SIGLEC5 reduces survival in endotoxemia mouse models in a CD8α-dependent manner. (a) Kaplan–Meier estimation of survival from CLP-mice injected or not with sSIGLEC5r (χ² = 33.20, p < 0.0001 for all four groups comparison: Sham, Sham + sSIGLEC5r, CLP + saline and CLP + sSIGLEC5r; χ² = 7.591, p = 0.0059, hazard ratio [HR] CLP plus sSIGLEC5r vs. CLP groups comparison of 8.302; 95% CI, 1.842–37.42) (n = 7 per group). (b) Kaplan–Meier estimation of survival from CLP-WT or CLP-Rag1^−/− mice injected or not with sSIGLEC5r (χ² = 0.064, p = n.s., Hazard ratio [HR] Rag1^−/− CLP vs.

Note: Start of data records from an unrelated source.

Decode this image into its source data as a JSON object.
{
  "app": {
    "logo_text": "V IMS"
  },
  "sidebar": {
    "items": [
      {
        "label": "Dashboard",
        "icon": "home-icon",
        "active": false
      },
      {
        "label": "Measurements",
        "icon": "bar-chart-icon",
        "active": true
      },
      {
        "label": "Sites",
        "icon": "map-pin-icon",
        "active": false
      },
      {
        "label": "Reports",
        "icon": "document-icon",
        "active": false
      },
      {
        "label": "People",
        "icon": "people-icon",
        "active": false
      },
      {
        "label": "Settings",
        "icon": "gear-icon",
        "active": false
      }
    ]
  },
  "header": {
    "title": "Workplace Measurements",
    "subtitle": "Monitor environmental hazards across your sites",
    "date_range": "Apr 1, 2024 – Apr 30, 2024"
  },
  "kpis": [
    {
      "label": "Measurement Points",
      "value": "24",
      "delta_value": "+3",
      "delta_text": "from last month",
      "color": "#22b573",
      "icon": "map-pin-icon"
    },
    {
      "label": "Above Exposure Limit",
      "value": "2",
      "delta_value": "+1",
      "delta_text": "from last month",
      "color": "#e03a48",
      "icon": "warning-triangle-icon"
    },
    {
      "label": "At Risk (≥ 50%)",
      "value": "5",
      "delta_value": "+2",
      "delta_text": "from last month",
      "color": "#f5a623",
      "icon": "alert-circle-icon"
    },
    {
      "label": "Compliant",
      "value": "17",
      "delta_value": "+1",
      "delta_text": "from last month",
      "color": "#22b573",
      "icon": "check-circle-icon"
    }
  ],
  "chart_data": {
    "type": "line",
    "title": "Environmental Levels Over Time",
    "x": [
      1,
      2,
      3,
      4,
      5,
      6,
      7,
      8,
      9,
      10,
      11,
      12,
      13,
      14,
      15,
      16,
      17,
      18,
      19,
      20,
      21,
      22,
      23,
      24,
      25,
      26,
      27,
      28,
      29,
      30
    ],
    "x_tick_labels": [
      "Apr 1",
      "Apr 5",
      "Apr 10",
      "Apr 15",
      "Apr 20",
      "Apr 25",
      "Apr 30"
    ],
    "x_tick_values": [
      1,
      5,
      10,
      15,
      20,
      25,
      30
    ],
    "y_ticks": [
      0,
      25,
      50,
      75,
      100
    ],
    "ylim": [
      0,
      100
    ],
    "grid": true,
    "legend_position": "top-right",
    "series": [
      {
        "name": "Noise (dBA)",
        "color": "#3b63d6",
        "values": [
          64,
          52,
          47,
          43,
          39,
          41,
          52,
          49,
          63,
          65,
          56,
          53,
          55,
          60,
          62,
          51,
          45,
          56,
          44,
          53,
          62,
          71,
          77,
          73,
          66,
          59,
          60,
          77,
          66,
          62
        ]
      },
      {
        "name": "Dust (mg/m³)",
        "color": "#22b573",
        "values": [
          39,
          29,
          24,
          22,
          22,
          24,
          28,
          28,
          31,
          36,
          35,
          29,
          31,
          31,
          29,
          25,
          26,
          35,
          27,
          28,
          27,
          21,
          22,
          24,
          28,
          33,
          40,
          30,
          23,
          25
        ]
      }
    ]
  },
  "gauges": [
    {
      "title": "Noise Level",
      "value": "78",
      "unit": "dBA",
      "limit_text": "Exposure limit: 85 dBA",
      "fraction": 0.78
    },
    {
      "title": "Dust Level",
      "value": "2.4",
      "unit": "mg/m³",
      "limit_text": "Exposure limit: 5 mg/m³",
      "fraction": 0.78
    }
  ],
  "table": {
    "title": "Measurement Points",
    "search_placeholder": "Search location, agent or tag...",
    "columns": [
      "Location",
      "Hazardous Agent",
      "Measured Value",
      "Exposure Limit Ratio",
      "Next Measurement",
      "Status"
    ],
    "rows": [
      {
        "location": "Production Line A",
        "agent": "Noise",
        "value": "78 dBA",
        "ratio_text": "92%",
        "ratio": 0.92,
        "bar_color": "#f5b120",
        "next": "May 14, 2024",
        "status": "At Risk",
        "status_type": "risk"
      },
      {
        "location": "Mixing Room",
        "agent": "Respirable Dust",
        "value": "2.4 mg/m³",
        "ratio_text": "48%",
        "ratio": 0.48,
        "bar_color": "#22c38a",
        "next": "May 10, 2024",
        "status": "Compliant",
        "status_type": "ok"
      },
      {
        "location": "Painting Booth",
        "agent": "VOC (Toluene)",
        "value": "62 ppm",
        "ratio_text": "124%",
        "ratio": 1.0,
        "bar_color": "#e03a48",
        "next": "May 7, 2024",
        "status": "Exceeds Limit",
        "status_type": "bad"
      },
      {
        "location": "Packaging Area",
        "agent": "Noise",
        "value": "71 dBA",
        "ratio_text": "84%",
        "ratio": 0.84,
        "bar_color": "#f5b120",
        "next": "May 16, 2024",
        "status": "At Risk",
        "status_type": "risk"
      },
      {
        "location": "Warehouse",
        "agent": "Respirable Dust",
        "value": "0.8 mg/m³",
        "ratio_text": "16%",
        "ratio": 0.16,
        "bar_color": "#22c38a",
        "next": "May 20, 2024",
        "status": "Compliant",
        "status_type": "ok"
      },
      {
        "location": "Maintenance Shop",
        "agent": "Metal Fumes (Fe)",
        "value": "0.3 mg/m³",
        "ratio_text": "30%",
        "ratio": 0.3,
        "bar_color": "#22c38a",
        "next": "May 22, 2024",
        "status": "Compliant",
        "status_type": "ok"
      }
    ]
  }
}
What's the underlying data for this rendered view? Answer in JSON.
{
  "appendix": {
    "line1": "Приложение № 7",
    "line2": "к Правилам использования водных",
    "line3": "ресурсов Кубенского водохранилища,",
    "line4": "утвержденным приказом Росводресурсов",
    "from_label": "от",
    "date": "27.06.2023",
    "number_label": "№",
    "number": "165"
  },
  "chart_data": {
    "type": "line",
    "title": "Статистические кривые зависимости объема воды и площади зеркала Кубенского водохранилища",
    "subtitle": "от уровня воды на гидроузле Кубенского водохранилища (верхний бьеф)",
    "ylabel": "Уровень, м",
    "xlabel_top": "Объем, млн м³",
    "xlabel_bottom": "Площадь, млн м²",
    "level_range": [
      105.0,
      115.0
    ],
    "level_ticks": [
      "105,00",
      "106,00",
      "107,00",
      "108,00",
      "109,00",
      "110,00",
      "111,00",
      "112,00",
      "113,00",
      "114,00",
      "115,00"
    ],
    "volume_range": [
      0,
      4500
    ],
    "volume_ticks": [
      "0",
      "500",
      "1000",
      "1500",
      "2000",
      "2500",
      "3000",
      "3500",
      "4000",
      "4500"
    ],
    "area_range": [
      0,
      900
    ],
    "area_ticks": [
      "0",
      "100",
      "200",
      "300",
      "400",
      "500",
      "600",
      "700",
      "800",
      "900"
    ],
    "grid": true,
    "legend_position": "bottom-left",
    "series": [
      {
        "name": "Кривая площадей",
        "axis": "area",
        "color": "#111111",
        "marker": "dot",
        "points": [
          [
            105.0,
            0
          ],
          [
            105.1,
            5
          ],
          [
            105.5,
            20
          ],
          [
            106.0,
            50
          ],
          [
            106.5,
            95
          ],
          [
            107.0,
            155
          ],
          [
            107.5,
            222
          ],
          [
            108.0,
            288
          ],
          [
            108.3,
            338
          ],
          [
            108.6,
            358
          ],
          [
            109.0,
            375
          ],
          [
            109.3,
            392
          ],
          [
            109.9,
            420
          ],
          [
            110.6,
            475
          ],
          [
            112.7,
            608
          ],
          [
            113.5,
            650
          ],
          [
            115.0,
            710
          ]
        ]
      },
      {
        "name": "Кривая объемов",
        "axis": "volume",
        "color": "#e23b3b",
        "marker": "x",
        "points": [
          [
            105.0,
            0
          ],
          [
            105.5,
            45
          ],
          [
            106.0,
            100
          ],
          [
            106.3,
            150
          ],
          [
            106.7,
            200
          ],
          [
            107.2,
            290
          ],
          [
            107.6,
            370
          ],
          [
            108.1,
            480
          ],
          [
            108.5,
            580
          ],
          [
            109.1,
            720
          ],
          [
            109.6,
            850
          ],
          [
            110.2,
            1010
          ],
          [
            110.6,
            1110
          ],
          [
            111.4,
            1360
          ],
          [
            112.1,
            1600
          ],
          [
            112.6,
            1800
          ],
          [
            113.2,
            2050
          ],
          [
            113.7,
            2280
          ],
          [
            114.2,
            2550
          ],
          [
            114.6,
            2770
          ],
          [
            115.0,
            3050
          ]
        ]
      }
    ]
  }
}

Rag1^−/− CLP + sSIGLEC5 of 0.828, 95% CI, 0.191–3.582) (n = 5 per group in WT mice and n = 7 per group in Rag1^−/− mice). (c) Acute lung injury evaluated on Haematoxylin/Eosin-stained lung sections of Sham or CLP-mice in the background wild-type or Rag1^−/− injected or not with sSIGLEC5r (n = 7 per group). (d) Kaplan–Meier estimates of survival from mice injected with sSIGLEC5r and/or LPS (χ² = 5.026, p = 0.0250, HR of 6.019, 95% CI, 1.253–28.91) (n = 12 per group). (e) Flow cytometry-gating strategy for CD4⁺ and CD8α⁺ T cells in blood from control and CD8α-depleted mice at day 1 and 6 after injection of a depleting CD8α antibody (20 μg/mice). (f) Kaplan–Meier estimates of survival from mice injected with LPS (20 mg/kg) with or without CD8α depletion (χ = 0.242, p = 0.6227, HR of 0.920, 95% CI, 0.413–2.049) or injected with LPS and sSIGLEC5r with or without CD8α depletion (χ² = 9.731, p = 0.0018, HR of 14.21, 95% CI, 2.681–75.29) (n = 12 per group). (g) Acute lung injury evaluated on Haematoxylin/Eosin stained lung sections of the endotoxemia mouse model with LPS injection (20 mg/mL), CD8α-depleted or not, and injected or not with sSIGLEC5r (n = 12 per group). (a, b, and d–f) Kaplan–Meier estimation of survival test (∗p < 0.05; ∗∗p < 0.01). (c and g) Data shown as mean ± SEM. Paired t-test (ns, non-significant; ∗∗p < 0.01).